L’utilisation du produit est réglementée. Il n’est disponible qu’en pharmacie d’hôpital sur prescription d’un chirurgien orthopédiste ou plasticien qui a suivi une formation spécifique. Le doigt à corriger doit présenter une rétraction de minimum 30°. Au maximum 2 injections par main par période de deux ans sont rembroursées. La prescription doit être accompagnée d’un rapport et de photos.

Malgré ces contraintes administratives, les bénéfices de ce traitement sont considérables. L’injection du produit se fait habituellement sans anesthésie avec une aiguille très fine de seringue à insuline (Fig. 2 et 3).

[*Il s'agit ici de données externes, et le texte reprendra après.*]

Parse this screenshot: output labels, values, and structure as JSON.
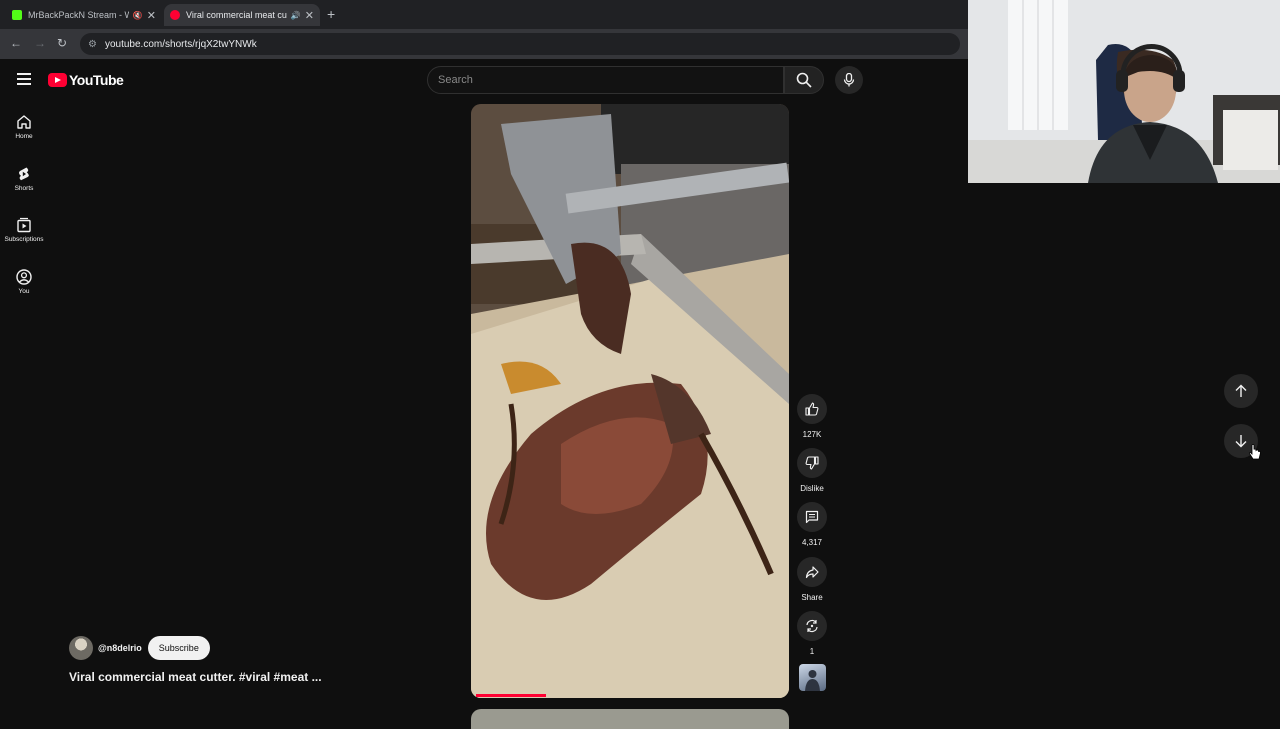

Fig2Dupuytren    Fig3Dupuytren

Le patient quitte la clinique après une heure, sans pansement. Il peut utiliser la main. Il est revu, après avoir laissé le produit agir pendant 24 à 48 heures. La réextension du doigt se fait, à la consultation, sous anesthésie locale. A ce moment, la région infiltrée est légèrement gonflée et bleutée. Le patient retourne chez lui sans pansement et peut utiliser la main. Le gonflement local disparaît très rapidement.

Une attelle d’extension à porter la nuit pendant 3 à 4 semaines est prescrite.

Dans notre étude prospective portant actuellement sur 170 injections, la correction de la rétraction a été comparable à celle que nous aurions pu obtenir avec la chirurgie classique mais nous n’avons observé aucune lésion nerveuse, aucune infection, aucun signe de dystrophie (SDRC).

Un avantage supplémentaire est que contrairement à la chirurgie il n’y a aucune formation de tissu cicatriciel ce qui devrait faciliter une éventuelle reprise pour récidive.

Conclusion
Les avantages de la technique sont donc évidents:

•          Traitement ambulatoire
•          Pas de pansement, mobilisation et usage immédiat
•          Peu ou pas d’arrêt de travail
•          Aucune complication significative
•          Aucune formation de tissu cicatriciel

Il reste bien sûr à évaluer le risque de récidive, ce que nous avons commencé à faire.